O primeiro-ministro libanês promete agora inquéritos rigorosos e garante que os responsáveis não ficarão impunes mas Hassan Diab pode não sobreviver às explosões. É líder de um governo frágil, formado no final de janeiro, vários meses após a saída do antecessor, Saad Hariri, na sequência da ameaça de um levantamento popular inédito no país, lançado em outubro, com manifestações diárias contra a corrupção e incompetência da classe política. Manifestações que regressaram há dias.

O ministro dos Negócios Estrangeiros do Líbano, Nassif Hitti, anunciou a demissão também há um par de dias, aparentemente cansado da lassidão na aplicação de reformas ansiadas e exigidas pela comunidade internacional. O Líbano começou negociações com o FMI (Fundo Monetário Internacional) em meados de maio, mas o processo está parado e, ainda recentemente, o ministro dos Negócios Estrangeiros francês, Jean-Yves Le Drian, durante uma visita ao país, falou na passividade das autoridades libanesas, tendo exigido as reformas esperadas há muito. Por quem empresta o dinheiro. Já se sabe o que significam essas reformas para a população; e no Líbano, metade vive na pobreza. O país tem, ainda assim, e para vergonha de países ricos que não lhe sabem seguir o exemplo, sabido acolher cerca de um milhão de refugiados sírios, apesar das tensões sociais daí decorrentes, especialmente visíveis após um atentado suicida em Al-Qaa, alegadamente cometido por cidadãos sírios.

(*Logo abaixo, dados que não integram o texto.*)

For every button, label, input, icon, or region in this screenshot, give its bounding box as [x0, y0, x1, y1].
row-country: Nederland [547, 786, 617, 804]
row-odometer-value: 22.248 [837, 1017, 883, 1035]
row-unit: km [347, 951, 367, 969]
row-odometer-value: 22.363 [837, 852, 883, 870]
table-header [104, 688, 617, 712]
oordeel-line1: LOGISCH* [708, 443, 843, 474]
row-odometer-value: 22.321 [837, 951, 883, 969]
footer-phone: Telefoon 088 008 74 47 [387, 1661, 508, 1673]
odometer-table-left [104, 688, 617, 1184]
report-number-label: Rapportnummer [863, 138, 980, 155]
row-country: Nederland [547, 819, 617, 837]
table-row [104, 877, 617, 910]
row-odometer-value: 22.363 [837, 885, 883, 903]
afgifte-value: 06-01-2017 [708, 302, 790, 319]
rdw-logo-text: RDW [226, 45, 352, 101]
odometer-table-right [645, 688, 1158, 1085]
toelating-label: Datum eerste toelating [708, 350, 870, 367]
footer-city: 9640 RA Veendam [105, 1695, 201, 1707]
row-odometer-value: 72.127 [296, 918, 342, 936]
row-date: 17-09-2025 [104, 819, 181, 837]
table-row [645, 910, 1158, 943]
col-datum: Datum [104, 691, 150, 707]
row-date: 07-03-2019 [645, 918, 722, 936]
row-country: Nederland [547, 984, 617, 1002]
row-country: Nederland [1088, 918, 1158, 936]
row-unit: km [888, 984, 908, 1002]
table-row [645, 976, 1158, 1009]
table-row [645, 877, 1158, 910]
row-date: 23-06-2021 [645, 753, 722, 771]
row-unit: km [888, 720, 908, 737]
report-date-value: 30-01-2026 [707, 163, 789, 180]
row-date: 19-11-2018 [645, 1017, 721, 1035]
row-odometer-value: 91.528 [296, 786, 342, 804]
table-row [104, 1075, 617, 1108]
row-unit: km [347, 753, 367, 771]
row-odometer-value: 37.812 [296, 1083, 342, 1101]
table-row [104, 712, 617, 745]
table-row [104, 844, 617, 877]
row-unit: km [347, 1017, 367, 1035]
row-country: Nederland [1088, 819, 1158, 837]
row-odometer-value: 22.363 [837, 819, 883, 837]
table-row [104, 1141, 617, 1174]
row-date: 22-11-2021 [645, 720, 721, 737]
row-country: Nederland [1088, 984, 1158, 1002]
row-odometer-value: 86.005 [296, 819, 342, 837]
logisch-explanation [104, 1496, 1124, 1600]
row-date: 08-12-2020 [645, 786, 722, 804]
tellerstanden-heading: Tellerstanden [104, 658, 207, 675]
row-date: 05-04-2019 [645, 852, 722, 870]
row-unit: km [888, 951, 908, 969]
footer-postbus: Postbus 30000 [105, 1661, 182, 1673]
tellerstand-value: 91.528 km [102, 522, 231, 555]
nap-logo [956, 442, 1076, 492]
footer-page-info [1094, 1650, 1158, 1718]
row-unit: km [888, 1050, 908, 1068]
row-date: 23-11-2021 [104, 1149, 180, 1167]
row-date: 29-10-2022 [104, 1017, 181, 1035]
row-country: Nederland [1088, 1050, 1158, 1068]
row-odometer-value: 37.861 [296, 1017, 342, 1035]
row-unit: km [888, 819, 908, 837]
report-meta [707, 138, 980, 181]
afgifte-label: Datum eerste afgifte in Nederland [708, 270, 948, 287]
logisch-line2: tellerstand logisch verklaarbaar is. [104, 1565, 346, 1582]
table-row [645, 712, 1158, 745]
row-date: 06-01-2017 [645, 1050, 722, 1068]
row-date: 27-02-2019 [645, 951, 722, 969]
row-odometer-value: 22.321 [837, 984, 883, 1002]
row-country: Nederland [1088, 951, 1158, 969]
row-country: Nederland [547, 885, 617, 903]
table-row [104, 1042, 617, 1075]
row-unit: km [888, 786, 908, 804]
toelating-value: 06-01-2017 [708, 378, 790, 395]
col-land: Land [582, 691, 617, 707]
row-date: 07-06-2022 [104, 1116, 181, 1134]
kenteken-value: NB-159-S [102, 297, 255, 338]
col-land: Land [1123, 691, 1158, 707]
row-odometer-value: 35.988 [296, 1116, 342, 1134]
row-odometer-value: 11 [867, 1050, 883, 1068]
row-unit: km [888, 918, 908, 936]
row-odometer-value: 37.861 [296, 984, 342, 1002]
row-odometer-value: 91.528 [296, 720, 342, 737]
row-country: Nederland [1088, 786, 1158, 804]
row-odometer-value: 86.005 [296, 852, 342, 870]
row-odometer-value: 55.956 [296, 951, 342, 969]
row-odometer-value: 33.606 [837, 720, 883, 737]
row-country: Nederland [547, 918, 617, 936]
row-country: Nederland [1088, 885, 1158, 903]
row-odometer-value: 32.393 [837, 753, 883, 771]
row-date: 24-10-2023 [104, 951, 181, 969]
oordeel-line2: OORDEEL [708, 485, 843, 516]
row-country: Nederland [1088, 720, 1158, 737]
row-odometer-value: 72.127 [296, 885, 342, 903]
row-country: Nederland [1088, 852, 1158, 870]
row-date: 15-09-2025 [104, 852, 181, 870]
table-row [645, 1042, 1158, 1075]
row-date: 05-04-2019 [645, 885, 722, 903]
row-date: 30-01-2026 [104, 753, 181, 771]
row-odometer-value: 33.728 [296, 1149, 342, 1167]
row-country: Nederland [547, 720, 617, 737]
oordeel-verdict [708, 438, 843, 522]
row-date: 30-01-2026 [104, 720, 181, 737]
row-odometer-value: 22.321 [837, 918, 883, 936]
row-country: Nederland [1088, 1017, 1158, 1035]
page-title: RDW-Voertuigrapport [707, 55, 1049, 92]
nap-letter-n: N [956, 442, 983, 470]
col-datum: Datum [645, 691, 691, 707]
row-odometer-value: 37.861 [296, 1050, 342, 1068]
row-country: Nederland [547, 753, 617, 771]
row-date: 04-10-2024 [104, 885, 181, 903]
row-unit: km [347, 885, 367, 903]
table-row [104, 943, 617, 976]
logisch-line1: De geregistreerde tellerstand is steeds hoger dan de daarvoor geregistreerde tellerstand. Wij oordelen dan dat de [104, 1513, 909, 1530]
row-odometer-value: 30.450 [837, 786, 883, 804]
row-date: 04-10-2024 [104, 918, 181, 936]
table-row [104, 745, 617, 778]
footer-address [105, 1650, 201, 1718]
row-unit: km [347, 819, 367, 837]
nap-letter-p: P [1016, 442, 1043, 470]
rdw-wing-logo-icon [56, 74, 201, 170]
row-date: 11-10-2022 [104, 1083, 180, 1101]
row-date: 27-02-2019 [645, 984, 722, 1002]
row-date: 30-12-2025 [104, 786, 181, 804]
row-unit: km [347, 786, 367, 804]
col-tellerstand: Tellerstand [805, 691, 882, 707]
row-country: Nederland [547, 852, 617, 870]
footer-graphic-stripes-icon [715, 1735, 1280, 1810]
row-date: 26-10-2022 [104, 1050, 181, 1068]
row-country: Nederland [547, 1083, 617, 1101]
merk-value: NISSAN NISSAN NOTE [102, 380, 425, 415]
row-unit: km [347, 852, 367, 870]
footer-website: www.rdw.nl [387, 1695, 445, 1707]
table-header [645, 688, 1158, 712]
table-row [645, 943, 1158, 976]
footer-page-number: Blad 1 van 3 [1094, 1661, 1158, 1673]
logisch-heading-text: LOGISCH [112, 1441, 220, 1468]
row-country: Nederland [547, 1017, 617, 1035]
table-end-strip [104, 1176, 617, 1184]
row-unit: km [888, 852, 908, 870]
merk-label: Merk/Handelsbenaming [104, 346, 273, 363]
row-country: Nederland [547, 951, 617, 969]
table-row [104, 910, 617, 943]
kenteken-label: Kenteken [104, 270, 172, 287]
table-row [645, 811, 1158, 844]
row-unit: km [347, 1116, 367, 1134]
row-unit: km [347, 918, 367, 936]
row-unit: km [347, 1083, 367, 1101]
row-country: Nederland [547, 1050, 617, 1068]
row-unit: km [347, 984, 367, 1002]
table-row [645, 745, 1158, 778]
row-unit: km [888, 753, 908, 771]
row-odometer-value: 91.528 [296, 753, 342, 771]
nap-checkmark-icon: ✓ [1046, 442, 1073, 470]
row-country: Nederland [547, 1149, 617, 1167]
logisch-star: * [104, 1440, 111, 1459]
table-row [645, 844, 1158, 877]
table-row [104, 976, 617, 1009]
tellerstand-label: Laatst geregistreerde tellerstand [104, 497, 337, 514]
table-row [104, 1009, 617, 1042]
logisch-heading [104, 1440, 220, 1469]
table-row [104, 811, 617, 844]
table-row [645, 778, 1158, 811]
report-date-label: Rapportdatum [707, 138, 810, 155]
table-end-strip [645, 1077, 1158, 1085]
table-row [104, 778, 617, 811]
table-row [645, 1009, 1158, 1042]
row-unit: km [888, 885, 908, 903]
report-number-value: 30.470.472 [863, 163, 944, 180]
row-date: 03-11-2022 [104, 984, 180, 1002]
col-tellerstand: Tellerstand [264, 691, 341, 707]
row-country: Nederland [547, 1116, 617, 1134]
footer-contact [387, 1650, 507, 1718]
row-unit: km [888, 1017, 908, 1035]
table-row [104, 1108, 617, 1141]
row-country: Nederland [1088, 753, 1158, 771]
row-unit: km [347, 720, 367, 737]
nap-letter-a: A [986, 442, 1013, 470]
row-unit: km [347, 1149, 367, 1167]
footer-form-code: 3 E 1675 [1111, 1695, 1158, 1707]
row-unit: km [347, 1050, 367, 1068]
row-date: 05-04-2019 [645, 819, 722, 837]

A experiência de receber quem mais precisa está impregnada na alma e sangue do Líbano. Este é um país que acolheu milhares e milhares de refugiados palestinianos depois de 1948, cujo sul do território serviu de base à Organização de Libertação da Palestina liderada por Yasser Arafat, que foi palco de uma guerra civil que durou quinze anos (1975-1990), cujo final mal permitiu à Paris do Médio Oriente, como Beirute é conhecida, reerguer-se. Na primeira década deste século, rebentou nova guerra com Israel, após o Hezbollah ter capturado dois elementos das IDF, as forças de defesa de Israel.

Muito do que acontece no Líbano na atualidade está relacionado com o homicídio do primeiro-ministro sunita Rafik al-Hariri, apoiado pelo ocidente e pelas monarquias sunitas do Golfo, há uns 15 anos. Sexta-feira, um tribunal apoiado pelas Nações Unidas vai pronunciar o veredicto do julgamento de quatro participantes nesse homicídio que abalou o país. Os implicados têm ligações ao Hezbollah. E depois?